Za kradzież – obcięcie członków, za picie alkoholu lub oszczerstwo – chłosta, za cudzołóstwo – ukamienowanie. Takie kary przewidziane są przez muzułmańskie prawo szariatu. Okazuje się, że brytyjska minister sprawiedliwości Sarah Sackman nie widzi w tych praktykach nic złego, jeśli tylko człowiek dobrowolnie poddaje się muzułmańskiemu sądowi. – Jest to element tolerancji religijnej, która stanowi ważną brytyjską wartość – powiedziała minister.
Po raz pierwszy w brytyjskim parlamencie została poruszona kwestia tolerowania prawa szariatu w tym kraju. Pytanie w tej sprawie zadała Sara Pochin z prawicowej Partii Reform Nigela Farage’a. W odpowiedzi wywodząca się z Partii Pracy minister sprawiedliwości Sarah Sackman powiedziała, że choć szariat nie jest częścią brytyjskiego prawa, to jest ono „elementem tolerancji religijnej”.
– Prawo szariatu nie stanowi części prawa Anglii i Walii. Jednak podobnie jak w przypadku sądów chrześcijańskich, żydowskich i innych sądów wyznaniowych, gdy ludzie decydują się poddać ich jurysdykcji, jest to element tolerancji religijnej, która stanowi ważną brytyjską wartość – powiedziała minister.
Wesprzyj nas już teraz!
Jeżeli faktycznie Wielka Brytania pójdzie za słowami swojej minister sprawiedliwości, to zapewne niedługo na ulicach Londynu pojawią się publiczne chłosty, kamienowania czy obcinanie członków. Minister twierdzi bowiem, że takie praktyki należy tolerować ze względu na „tolerancję religijną”. Już teraz w tym kraju funkcjonują tzw. rady szariatu na zasadzie prywatnych sądów dla muzułmanów.
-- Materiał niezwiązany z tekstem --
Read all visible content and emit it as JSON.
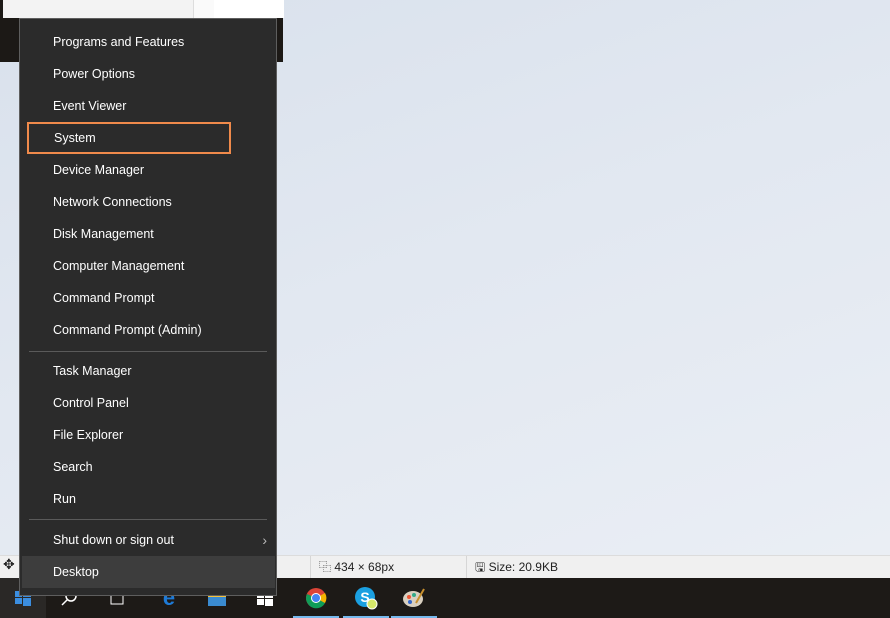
{
  "menu": {
    "group1": [
      "Programs and Features",
      "Power Options",
      "Event Viewer",
      "System",
      "Device Manager",
      "Network Connections",
      "Disk Management",
      "Computer Management",
      "Command Prompt",
      "Command Prompt (Admin)"
    ],
    "group2": [
      "Task Manager",
      "Control Panel",
      "File Explorer",
      "Search",
      "Run"
    ],
    "shutdown": "Shut down or sign out",
    "desktop": "Desktop",
    "selected": "System",
    "highlight_color": "#f08a4b"
  },
  "status": {
    "dimensions": "434 × 68px",
    "size": "Size: 20.9KB"
  },
  "taskbar": {
    "icons": [
      "windows-start-icon",
      "search-icon",
      "task-view-icon",
      "edge-icon",
      "store-icon",
      "windows-icon",
      "chrome-icon",
      "skype-icon",
      "paint-icon"
    ]
  }
}
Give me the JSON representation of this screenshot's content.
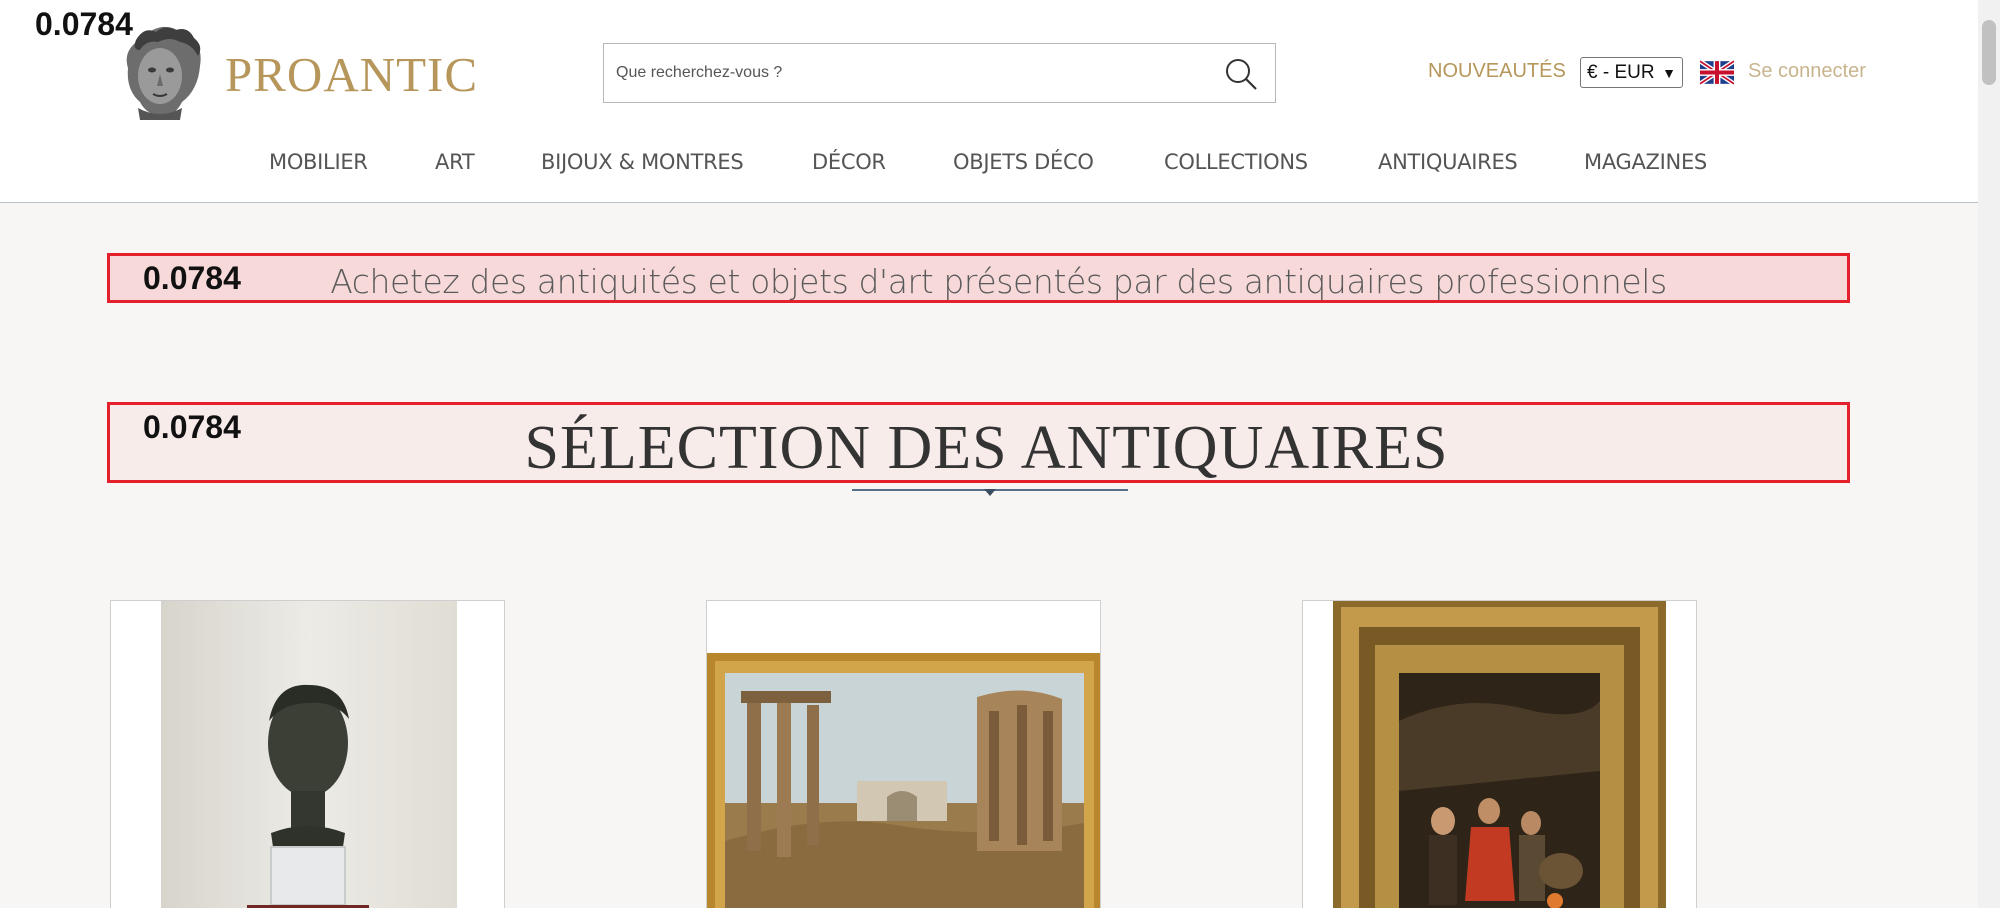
{
  "scores": {
    "top_left": "0.0784",
    "tagline": "0.0784",
    "section": "0.0784"
  },
  "header": {
    "logo_text": "PROANTIC",
    "search": {
      "placeholder": "Que recherchez-vous ?",
      "value": ""
    },
    "nouveautes": "NOUVEAUTÉS",
    "currency": "€ - EUR",
    "login": "Se connecter"
  },
  "nav": {
    "items": [
      {
        "label": "MOBILIER"
      },
      {
        "label": "ART"
      },
      {
        "label": "BIJOUX & MONTRES"
      },
      {
        "label": "DÉCOR"
      },
      {
        "label": "OBJETS DÉCO"
      },
      {
        "label": "COLLECTIONS"
      },
      {
        "label": "ANTIQUAIRES"
      },
      {
        "label": "MAGAZINES"
      }
    ]
  },
  "main": {
    "tagline": "Achetez des antiquités et objets d'art présentés par des antiquaires professionnels",
    "section_title": "SÉLECTION DES ANTIQUAIRES"
  },
  "colors": {
    "gold": "#b6965a",
    "highlight_border": "#e5202d",
    "rule": "#56708b"
  },
  "icons": {
    "search": "search-icon",
    "flag": "uk-flag-icon",
    "logo": "bust-logo-icon"
  }
}
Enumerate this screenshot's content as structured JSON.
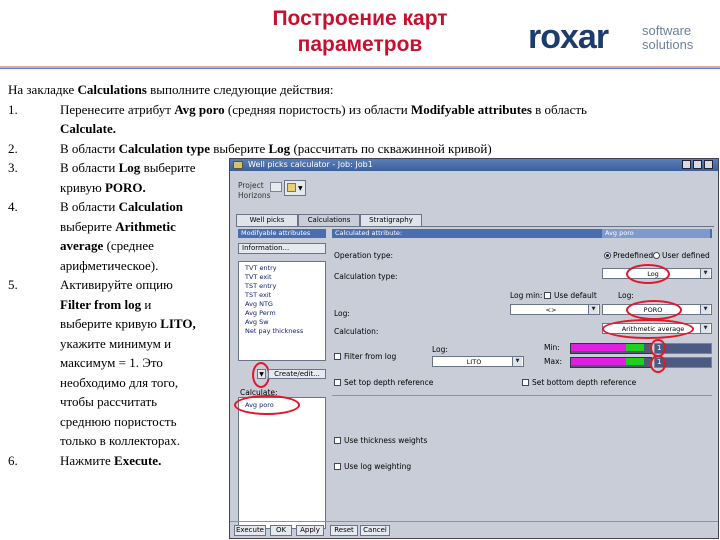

🇬🇧 Brytyjska Partia Pracy po raz pierwszy wyraziła w brytyjskim parlamencie gotowość do uznania szariatu w ramach systemu prawnego Wielkiej Brytanii. Odpowiadając na interpelację minister ds. Wymiaru Sprawiedliwości, Sarah Sackman, stwierdziła, że choć „szariat nie stanowi części… pic.twitter.com/9XXkTMp62x
— Adam Gwiazda (@delestoile) September 17, 2025
Jak niedawno na kanale „Nam Zależy” zauważył publicysta Radek Pogoda, Wielka Brytania może stać się pierwszym dużym europejskim krajem, w którym zapanuje islam. Już teraz tylko w samym Londynie jest ponad 700 meczetów, a burmistrz stolicy jest muzułmaninem. – Mimo tylu meczetów trzy, cztery razy w miesiącu, na wybranych placach zbiera się na modły kilkuset muzułmańskich mężczyzn po to, żeby dać jasny sygnał poziomu swojej dominacji nad regionem – zaznaczył Pogoda.
Co gorsza, muzułmanie opanowali już całe dzielnice brytyjskich miast, a w niektórych miejscach wszystkie urodzone dzieci przychodzą na świat w rodzinach muzułmańskich. – Wielka Brytania jest już przegrana. Nie ma możliwości bez rozlewu krwi odbić tego kraju dla kultury brytyjskiej, kultury zachodnioeuropejskiej – powiedział publicysta.